I just bought a simple radio trigger remote off from ebay for my SB900. It maybe because of the radio trigger problem but The sync speed of the flash is driving me nuts. I've tried different settings.
According to the SB900 manual. Sync Speed should be lower than 1/250. But some how I still catch the rear curtain as I close down my aperture to the smallest and flash output as 1/1. Sometimes it works fine and sometimes I get the curtain.
If I set the flash output down to 1/32 or lower, open the aperture to at least f/5.6 everything works fine. Any idea? Is it because of the radio remote problem? does it have anything to do with the sync speed? Or some of the feature I set incorrectly.
Also that is there a way to get SB900 to beep the recycle sound when I set it on normal "on" mode (not slave nor master)??

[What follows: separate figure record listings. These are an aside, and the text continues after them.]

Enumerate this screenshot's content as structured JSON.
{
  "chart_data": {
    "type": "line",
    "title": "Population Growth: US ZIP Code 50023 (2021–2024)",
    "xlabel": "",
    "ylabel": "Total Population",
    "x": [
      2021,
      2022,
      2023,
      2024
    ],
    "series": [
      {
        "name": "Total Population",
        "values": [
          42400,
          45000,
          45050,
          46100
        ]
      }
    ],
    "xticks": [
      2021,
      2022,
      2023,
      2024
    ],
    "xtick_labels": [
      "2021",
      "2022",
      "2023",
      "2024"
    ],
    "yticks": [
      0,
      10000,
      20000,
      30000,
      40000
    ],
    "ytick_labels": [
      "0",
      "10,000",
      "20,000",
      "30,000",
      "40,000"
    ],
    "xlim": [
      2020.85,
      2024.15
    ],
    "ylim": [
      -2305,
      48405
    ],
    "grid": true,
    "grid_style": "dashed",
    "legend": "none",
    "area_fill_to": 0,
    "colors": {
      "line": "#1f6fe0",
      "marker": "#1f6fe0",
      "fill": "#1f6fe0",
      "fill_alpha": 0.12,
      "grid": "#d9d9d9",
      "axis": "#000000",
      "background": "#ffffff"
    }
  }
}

Do you have your camera set to manual und did you select your shutter speed manually? If so, did the black bar appear only in some of the images you took even though all were made with the same shutter speed?
Lucky_Dog wrote:
Sync speed is a function of the camera, not the flash.
It can also be affected by the type of connection between camera and flash. Some radio links are better than others. As mentioned, some will introduce a delay into the loop, and so at higher shutter speeds, by the time the flash begins to fire the second curtain has already started to close.
I had this same thing happen with PWII. I contacted them and they said same thing that some transmitters have a small delay and to change my shutter speed. My solution was that one PW would do it and one would not, so I marked them...problem gone. I also noticed the problem more prevalent when I was very close to the receiving PW.
HapZungLam wrote:
huh? even a $300+ pocket wizard unit will have the same problem?
On the othere hand, the Pocket Wizard ControlTL system can give faster sync speeds in many cases, through their proprietary "Hyper Sync" optimization.
Any time you take a Speedlight/Speedlite off the hotshoe and insert a non-camera brand device, you start introducing variables that can have unexpected results. You just have to learn what the variables are and work within those parameters.